In "The One Percent Doctrine," published this week by Simon and Schuster, and in subsequent media interviews, Suskind alleged that future London subway bomber Mohammed Siddique Khan, a U.K. citizen, was discovered in 2002 by U.S. authorities to have been in contact with extremists in America about a plot to blow up synagogues on the East Coast. Suskind alleges that Khan made at least two trips to the U.S. to finalize attack plans and says U.S. investigators in 2003 insisted that the CIA's Counter-Terrorism Center inform British intelligence about Khan's alleged activities. Suskind claims that as a result of the intelligence they gathered on Khan, U.S. authorities put Khan on a "no fly" list two years before the London attacks.
Suskind's claims provoked a political uproar in London because they conflict with official stories U.K. authorities have told about their investigations into the July 7, 2005 London bombings. Eliza Manningham-Buller, head of M.I.5, Britain's counterintelligence agency (also known as the Security Service), told a parliamentary inquiry that her agency had no reason to regard Khan as a serious terrorist threat in the years and months before the subway bombings occurred.
And according to several U.S. and U.K. law-enforcement and counterterrorism officials who spoke to NEWSWEEK anonymously because of the sensitivity of the subject matter, Suskind's information about Khan visiting the United States, and about the CIA being pressed to warn the U.K. about him, is mistaken.
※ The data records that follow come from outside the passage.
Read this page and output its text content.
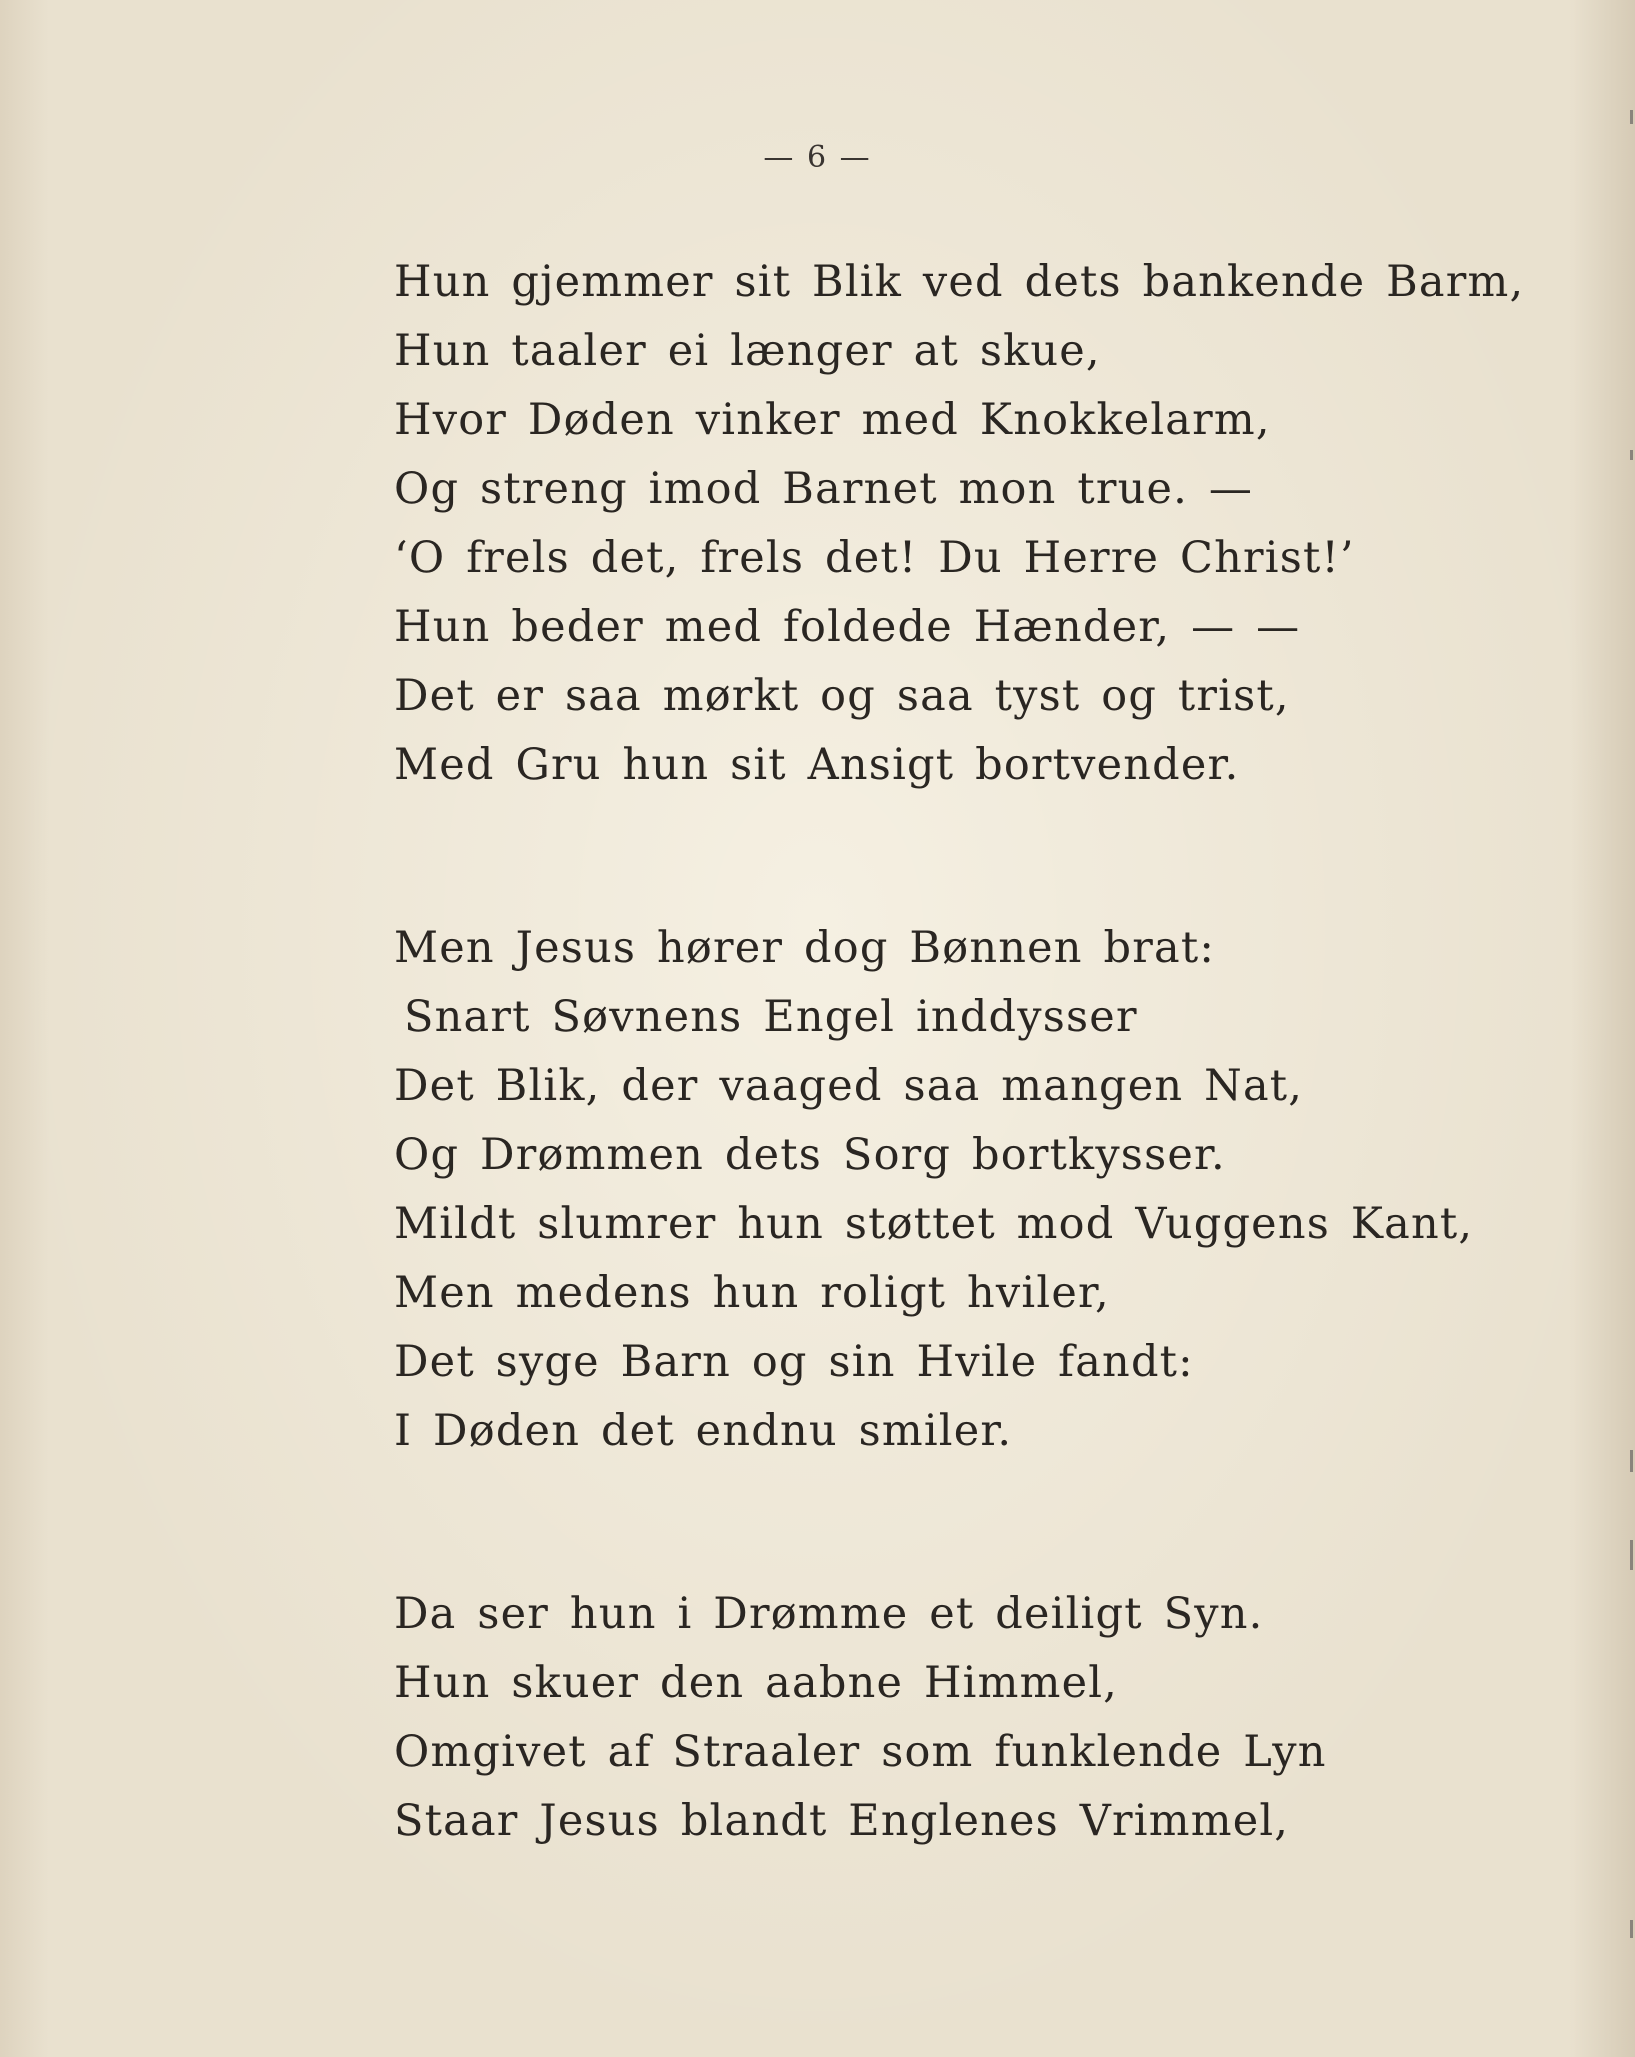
— 6 —
Hun gjemmer sit Blik ved dets bankende Barm,
Hun taaler ei længer at skue,
Hvor Døden vinker med Knokkelarm,
Og streng imod Barnet mon true. —
‘O frels det, frels det! Du Herre Christ!’
Hun beder med foldede Hænder, — —
Det er saa mørkt og saa tyst og trist,
Med Gru hun sit Ansigt bortvender.
Men Jesus hører dog Bønnen brat:
Snart Søvnens Engel inddysser
Det Blik, der vaaged saa mangen Nat,
Og Drømmen dets Sorg bortkysser.
Mildt slumrer hun støttet mod Vuggens Kant,
Men medens hun roligt hviler,
Det syge Barn og sin Hvile fandt:
I Døden det endnu smiler.
Da ser hun i Drømme et deiligt Syn.
Hun skuer den aabne Himmel,
Omgivet af Straaler som funklende Lyn
Staar Jesus blandt Englenes Vrimmel,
The officials said that Suskind and his sources, who include a retired FBI agent who was one of the U.S. government's top Al Qaeda gumshoes, apparently confused the London bomber Mohammed Siddique Khan with another U.K.-based terror suspect named Mohammed Ajmal Khan. Suskind told NEWSWEEK Wednesday that he stands by his reporting as do his sources, who he rechecked with after questions were raised about the allegations in his book.
Suskind's book and its inflammatory allegations about Mohammed Siddique Khan were heavily promoted early this week by The Times of London , the daily newspaper owned by Rupert Murdoch's News Corp. But over the last two days, two of The Times' competitors, The Guardian and The Daily Telegraph , have published stories questioning Suskind's claims and reporting assertions by British intelligence sources that Suskind had in fact confused the stories of two suspects named Khan.
Earlier this year, the British government published two official reports on the background to last summer's London bombings which identified Mohammed Siddique Khan, a former teaching assistant from the northern English city of Leeds, as presumed ringleader of the July 7 attacks. These reports contained what appeared to be fairly comprehensive accounts of the activities and movements of Khan and the three other July 7 London suicide bombers. In dissecting Khan's background, the reports said that he traveled in 2003 and 2004 to Pakistan, that he may also have made earlier trips to that region, and that he also traveled to Saudi Arabia for the hajj in early 2003 and to Turkey in 2001 for his honeymoon. But the reports make no mention of any visits by Khan to the United States and an official familiar with British investigations into the London attacks told NEWSWEEK that no evidence had turned up indicating Khan had ever visited the U.S.